- Location: Sabine Parish, Louisiana
- Nearest city: Zwolle
- Coordinates: 31°33′40″N 93°35′11″W﻿ / ﻿31.56111°N 93.58639°W:
- Area: 7,554 acres (30.57 km^{2})
- Governing body: Louisiana Department of Wildlife and Fisheries (lease), primary owner: Forest Capital Partners, LLC

= Sabine Wildlife Management Area =

Protected area in Louisiana, US

Sabine Wildlife Management Area (WMA) is a protected area in Sabine Parish, Louisiana, covering 7,554 acres.
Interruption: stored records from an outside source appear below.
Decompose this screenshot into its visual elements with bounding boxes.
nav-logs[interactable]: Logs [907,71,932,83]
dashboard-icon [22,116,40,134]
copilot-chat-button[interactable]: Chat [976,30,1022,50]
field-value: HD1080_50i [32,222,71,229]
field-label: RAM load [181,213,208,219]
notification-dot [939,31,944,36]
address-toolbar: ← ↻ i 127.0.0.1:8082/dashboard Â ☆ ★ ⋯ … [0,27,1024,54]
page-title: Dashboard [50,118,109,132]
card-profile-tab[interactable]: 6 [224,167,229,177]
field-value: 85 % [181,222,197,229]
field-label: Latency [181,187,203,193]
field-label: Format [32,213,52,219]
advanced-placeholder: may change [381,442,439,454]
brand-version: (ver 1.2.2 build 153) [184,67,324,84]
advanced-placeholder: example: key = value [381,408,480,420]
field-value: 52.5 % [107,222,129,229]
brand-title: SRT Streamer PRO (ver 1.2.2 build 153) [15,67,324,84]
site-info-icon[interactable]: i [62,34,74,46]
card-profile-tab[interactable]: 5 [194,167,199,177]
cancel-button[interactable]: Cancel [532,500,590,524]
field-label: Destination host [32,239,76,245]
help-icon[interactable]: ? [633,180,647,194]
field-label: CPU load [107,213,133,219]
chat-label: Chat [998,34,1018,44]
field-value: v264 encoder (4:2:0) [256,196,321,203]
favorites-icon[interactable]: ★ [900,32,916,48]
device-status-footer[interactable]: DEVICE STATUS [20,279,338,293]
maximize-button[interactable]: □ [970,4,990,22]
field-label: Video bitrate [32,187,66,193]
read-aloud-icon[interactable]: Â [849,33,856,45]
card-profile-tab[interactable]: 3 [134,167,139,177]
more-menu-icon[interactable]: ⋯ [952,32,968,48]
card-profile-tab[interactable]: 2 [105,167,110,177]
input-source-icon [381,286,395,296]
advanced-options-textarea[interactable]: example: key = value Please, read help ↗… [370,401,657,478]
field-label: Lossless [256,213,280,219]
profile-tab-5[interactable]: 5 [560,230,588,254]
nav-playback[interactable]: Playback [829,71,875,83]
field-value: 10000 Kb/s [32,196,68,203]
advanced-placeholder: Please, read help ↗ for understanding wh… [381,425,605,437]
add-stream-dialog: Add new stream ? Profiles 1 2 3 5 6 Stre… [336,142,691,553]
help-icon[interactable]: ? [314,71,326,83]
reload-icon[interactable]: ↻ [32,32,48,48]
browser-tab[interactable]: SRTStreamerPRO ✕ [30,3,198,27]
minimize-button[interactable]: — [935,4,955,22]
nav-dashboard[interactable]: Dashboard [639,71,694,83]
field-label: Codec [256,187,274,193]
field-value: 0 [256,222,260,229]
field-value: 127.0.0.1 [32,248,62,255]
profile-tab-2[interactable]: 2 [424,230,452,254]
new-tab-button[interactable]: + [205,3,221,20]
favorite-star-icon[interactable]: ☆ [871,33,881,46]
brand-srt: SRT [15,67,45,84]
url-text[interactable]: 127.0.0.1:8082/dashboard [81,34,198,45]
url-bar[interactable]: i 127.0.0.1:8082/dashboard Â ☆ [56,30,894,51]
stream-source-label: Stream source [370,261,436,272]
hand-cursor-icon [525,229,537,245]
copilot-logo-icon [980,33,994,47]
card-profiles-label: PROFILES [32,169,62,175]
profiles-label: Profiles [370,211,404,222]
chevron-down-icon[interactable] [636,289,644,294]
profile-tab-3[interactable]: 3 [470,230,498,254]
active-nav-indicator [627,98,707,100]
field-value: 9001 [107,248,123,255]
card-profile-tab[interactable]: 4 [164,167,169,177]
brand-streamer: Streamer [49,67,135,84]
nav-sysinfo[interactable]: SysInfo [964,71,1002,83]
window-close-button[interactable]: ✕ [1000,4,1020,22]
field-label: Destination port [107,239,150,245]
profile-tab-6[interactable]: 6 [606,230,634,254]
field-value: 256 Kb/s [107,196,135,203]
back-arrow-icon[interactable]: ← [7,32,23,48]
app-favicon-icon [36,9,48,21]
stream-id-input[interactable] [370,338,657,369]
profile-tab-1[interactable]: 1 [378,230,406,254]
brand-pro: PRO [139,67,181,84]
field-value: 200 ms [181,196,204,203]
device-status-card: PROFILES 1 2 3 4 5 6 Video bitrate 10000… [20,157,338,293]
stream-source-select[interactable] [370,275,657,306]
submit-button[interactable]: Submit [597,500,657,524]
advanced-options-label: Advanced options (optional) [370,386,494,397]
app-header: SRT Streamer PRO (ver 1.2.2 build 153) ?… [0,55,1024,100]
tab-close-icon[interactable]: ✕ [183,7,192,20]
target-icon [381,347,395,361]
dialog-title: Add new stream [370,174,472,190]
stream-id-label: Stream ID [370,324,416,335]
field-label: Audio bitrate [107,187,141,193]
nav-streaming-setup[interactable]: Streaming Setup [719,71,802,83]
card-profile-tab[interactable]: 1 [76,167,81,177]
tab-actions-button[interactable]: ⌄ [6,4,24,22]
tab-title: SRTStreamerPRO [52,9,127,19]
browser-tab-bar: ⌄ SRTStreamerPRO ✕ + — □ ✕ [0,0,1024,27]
The WMA is located 5 miles south of Zwolle, with access from Louisiana Highway 6 and US Highway 171. The WMA provides habitat for many species of animal and plant life, with primitive camping, hunting, fishing, photography, and birding. Wildlife management areas, except the Maurepas Swamp Wildlife Management Area are closed due to the government shutdown until further notice.

==Description==
There are 7,554 acres with gentle rolling hills and creek bottoms. The majority of the land is owned by Forest Capital Partners, LLC, with small tracts owned by other timber companies and some private individuals.

===Flora and fauna===
The upland overstory consists of loblolly pine, red, post, and white oak, hickory, and sweetgum. The understory includes yaupon, French mulberry, hawthorn, sassafras, black cherry, wax myrtle, huckleberry, and dogwood. Along the creek bottoms, the overstory consists of beech, willow oak, water oak, and southern red oak; red maple; black and sweetgum; and magnolia, and an understory of ironwood, dogwood, wild azalea, and deciduous holly.

===Hunting===
Hunting is allowed for deer, squirrels, rabbits, waterfowl, quail, doves, and woodcock. Turkey may be hunted by lottery only. Trapping for mink, raccoon, opossum, skunk, fox, beaver, and coyote is allowed.